“What for?” he asked.
“To pay for—”
Not allowing her to finish, he took her elbow and propelled her toward the front door. “I told you, I’m an old-fashioned guy. I pay. When I’m with a female, I pay. Whether she’s my sister, my mother, or girlfriend, I pay. No Dutch treat. No her picking up the tab. Understand?”
Samantha didn’t say a word. There were too many other things on her mind than who paid for breakfast.
As he ushered her out into the early morning light, she saw that there were a few people on Lexington Avenue, but not many, and the city had an eerie feeling, as though they were alone in it. Silently, she walked beside him, following him into an all-night coffee shop.
Smiling familiarly, the waitress brought Mike a cup of coffee. “Mike, you been at it all night again?” she asked.
He smiled back at her. “Yeah,” he said then turned to Samantha. “Scrambled eggs, bagels, okay with you? And tea, right?”
She nodded, not asking how he knew that she didn’t like coffee. The truth was, she didn’t really care what she ate.
Leaning back in the booth, Mike sipped his coffee. “I wish your father had told you more. I wish he hadn’t left it to me to explain everything.”
“My father liked to…manage things,” she said softly.
“Your father liked to control people’s lives.”
That snapped her out of her lethargy. “I thought you said you liked my father!”

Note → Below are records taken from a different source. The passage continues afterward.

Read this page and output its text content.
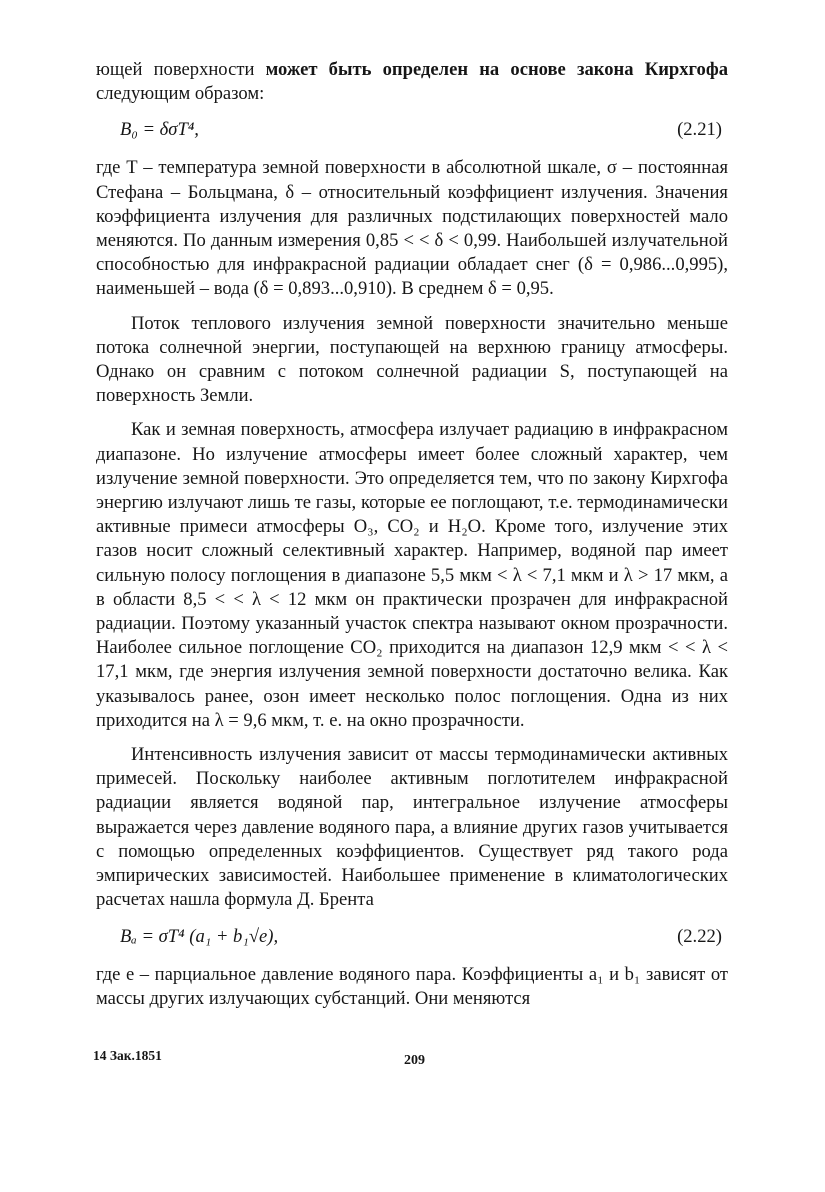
ющей поверхности может быть определен на основе закона Кирхгофа следующим образом:

B₀ = δσT⁴,	(2.21)

где T – температура земной поверхности в абсолютной шкале, σ – постоянная Стефана – Больцмана, δ – относительный коэффициент излучения. Значения коэффициента излучения для различных подстилающих поверхностей мало меняются. По данным измерения 0,85 < < δ < 0,99. Наибольшей излучательной способностью для инфракрасной радиации обладает снег (δ = 0,986...0,995), наименьшей – вода (δ = 0,893...0,910). В среднем δ = 0,95.

Поток теплового излучения земной поверхности значительно меньше потока солнечной энергии, поступающей на верхнюю границу атмосферы. Однако он сравним с потоком солнечной радиации S, поступающей на поверхность Земли.

Как и земная поверхность, атмосфера излучает радиацию в инфракрасном диапазоне. Но излучение атмосферы имеет более сложный характер, чем излучение земной поверхности. Это определяется тем, что по закону Кирхгофа энергию излучают лишь те газы, которые ее поглощают, т.е. термодинамически активные примеси атмосферы O₃, CO₂ и H₂O. Кроме того, излучение этих газов носит сложный селективный характер. Например, водяной пар имеет сильную полосу поглощения в диапазоне 5,5 мкм < λ < 7,1 мкм и λ > 17 мкм, а в области 8,5 < < λ < 12 мкм он практически прозрачен для инфракрасной радиации. Поэтому указанный участок спектра называют окном прозрачности. Наиболее сильное поглощение CO₂ приходится на диапазон 12,9 мкм < < λ < 17,1 мкм, где энергия излучения земной поверхности достаточно велика. Как указывалось ранее, озон имеет несколько полос поглощения. Одна из них приходится на λ = 9,6 мкм, т. е. на окно прозрачности.

Интенсивность излучения зависит от массы термодинамически активных примесей. Поскольку наиболее активным поглотителем инфракрасной радиации является водяной пар, интегральное излучение атмосферы выражается через давление водяного пара, а влияние других газов учитывается с помощью определенных коэффициентов. Существует ряд такого рода эмпирических зависимостей. Наибольшее применение в климатологических расчетах нашла формула Д. Брента

Bₐ = σT⁴ (a₁ + b₁√e),	(2.22)

где e – парциальное давление водяного пара. Коэффициенты a₁ и b₁ зависят от массы других излучающих субстанций. Они меняются

14 Зак.1851	209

“I did. We had some wonderful talks and we became friends, but I’m not blind. He liked to make people do what he wanted them to do.”
Samantha glared at him.
“All right,” Mike said. “I get your point. No more comments about your sainted father. You want to hear his theory—his, mind you, not mine—on what happened with your grandparents?”
She did want to hear and she didn’t. It was rather like paying to see a horror film that you wanted to see yet also didn’t want to see.
“Your father believed that in 1928 Maxie was pregnant by Barrett, but something happened to prevent them from marrying. Maybe she told him she was pregnant and he refused to marry her, I don’t know. I do know that she left New York, went to Louisville, met Cal, and married him. She stayed with him for thirty-six years, then the photo of her appeared in the paper. Your father thought Barrett probably saw it and that’s how he located Maxie.”
While watching her with the concentration of a snake, Mike drank more of his coffee. She was difficult to read, and he couldn’t tell what she was thinking. “Two weeks before Maxie left, Dave said she was on the phone a lot and seemed upset. Just last year he was still berating himself, saying he should have asked her what was wrong, but he was fascinated with his baby daughter and had no thoughts for anyone else. Then, out of the blue, Maxie said her aunt was ill and needed her. She left, and no one in your family ever saw her again. At the time, Dave wanted to search for her, but your grandfather Cal said no—violently no. Dave believed Cal might have known that Maxie had gone back to Barrett. It was your father’s guess that after Barrett had seen her picture, he probably contacted her and asked her to come back to him and she did.”
Samantha took a few moments to adjust to what he had told her. “If that’s the case, why in the world would my father want to search for an adulteress? An adulteress! Scum-of-the-earth.”
Mike watched her. “Interesting. Such a forceful opinion about adultery. Any personal reasons for such vehemence?”
Not answering him, she watched the waitress place the food before them.
“Your father wasn’t sure what happened to his mother,” Mike continued. “He thought for a while that she was a victim of foul play. Purse nabbed, then murdered, that sort of thing, but a year after she disappeared, she sent Cal a postcard from New York saying she was safe.”
“How thoughtful of her,” she said sarcastically.
Mike waited a moment for her to say something else, but when she was silent, he spoke again. “Maxie wrote that she was safe. Not that she was happy or well or send my clothes to so and so. She said she was safe.”
“Safe in the arms of her lover?”
“Is that bitterness I hear in your voice?”
“What I think or feel is none of your business. All I want from you is to know how much I have to do before the requirements of the will are met.”
“Get me in to see Barrett and that’s it. I want to meet the man. No one’s seen him in twenty years. He’s a recluse who lives on an estate in Connecticut with fences, dogs, and armed guards.”
“Has it ever occurred to you that my grandmother—if she’s still alive—might be living there with him?”
Mike grinned. “The thought had crossed my mind.”